Ces derniers mois, chaque envolée du cacao se traduit par un repli du titre du chocolatier. Et inversement. Depuis 2023, la flambée de la fève a été telle que The Hershey Company s’apparente désormais à un quasi-pari inverse de l’évolution de la matière première elle-même.

La corrélation inverse est frappante : alors que le prix d’une tonne de cacao reculait de 11 280 à 8 500 dollars la tonne depuis le 20 mai, l’action Hershey, elle, s’est appréciée de près de 30 %.

Évolution de l’indice S&P GSCI Cocoa Index qui mesure l’évolution du prix des contrats à terme sur le cacao et The Hershey Company. On y voit une forte corrélation inverse depuis le début de l’année

Au-delà de sa sensibilité au prix du cacao, Hershey s’appuie depuis de nombreuses années sur de solides fondamentaux et une trajectoire de croissance remarquablement régulière. En dix ans, le chiffre d’affaires est passé de 7,4 à 11,2 milliards de dollars, la marge opérationnelle a gagné trois points et le bénéfice par action a été multiplié par cinq. Le groupe a, dans le même temps, su contenir la pression d’une concurrence toujours plus intense. Seule ombre apparente : la forte progression de la charge d'intérêts qui devrait être alourdie par l’acquisition de LesserEvil, une marque spécialisée dans le popcorn. 

Pour faire face au contexte actuel, Hershey prévoit une hausse d’environ 20 % de ses prix dans la confiserie américaine à partir de la fin de l’exercice ainsi que de nouvelles économies de coûts. Mais ces leviers ont déjà été actionnés à plusieurs reprises depuis 2019. Ils offrent ainsi une marge de manœuvre relativement limitée. Et même si des gains de productivité et de pricing sont au rendez-vous, ils risquent d’être absorbés par l’inflation des intrants et les droits de douane. Reste aussi le risque d’une contraction des volumes. L’environnement actuel pousse les ménages américains à préserver leur pouvoir d’achat aux achats essentiels ou aux alternatives moins chères. Ces craintes expliquent pourquoi le titre se traite, depuis plusieurs mois, sur des multiples de valorisation nettement inférieurs à la moyenne historique. 

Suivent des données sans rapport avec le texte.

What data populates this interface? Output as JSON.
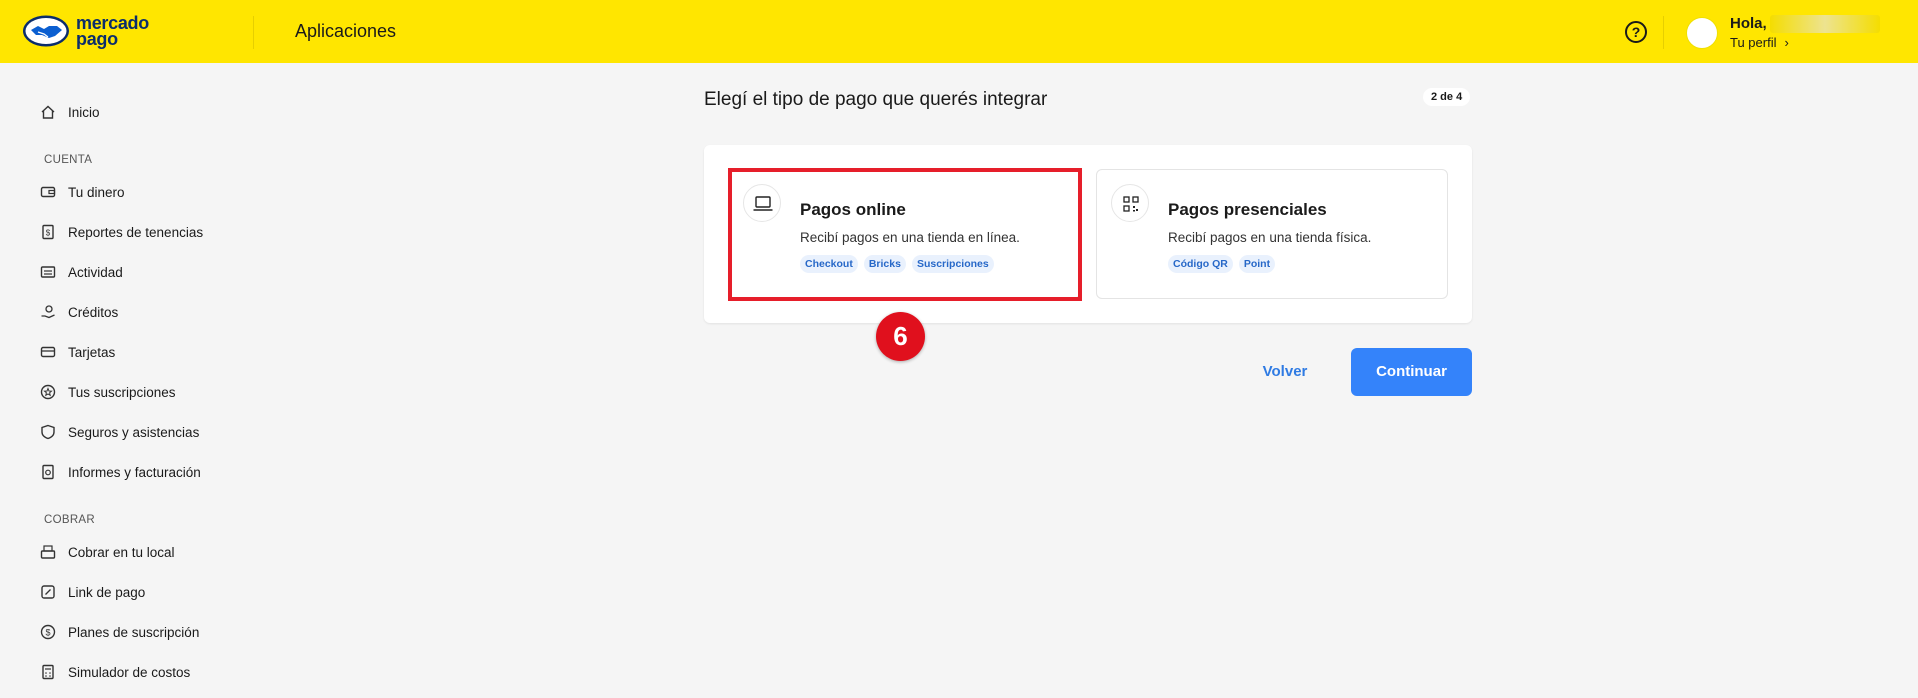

Reste que les observateurs du secteur anticipent une détente des prix du cacao l’an prochain. L’envolée récente tient surtout à des facteurs exceptionnels (sécheresse et parasites qui frappent les plantations de Côte d’Ivoire et du Ghana, les deux plus grands producteurs mondiaux). 

Cette année s’apparente ainsi comme un exercice de transition. La récente remontée du titre traduit l’idée que le plus dur est derrière et que 2026 sera meilleur.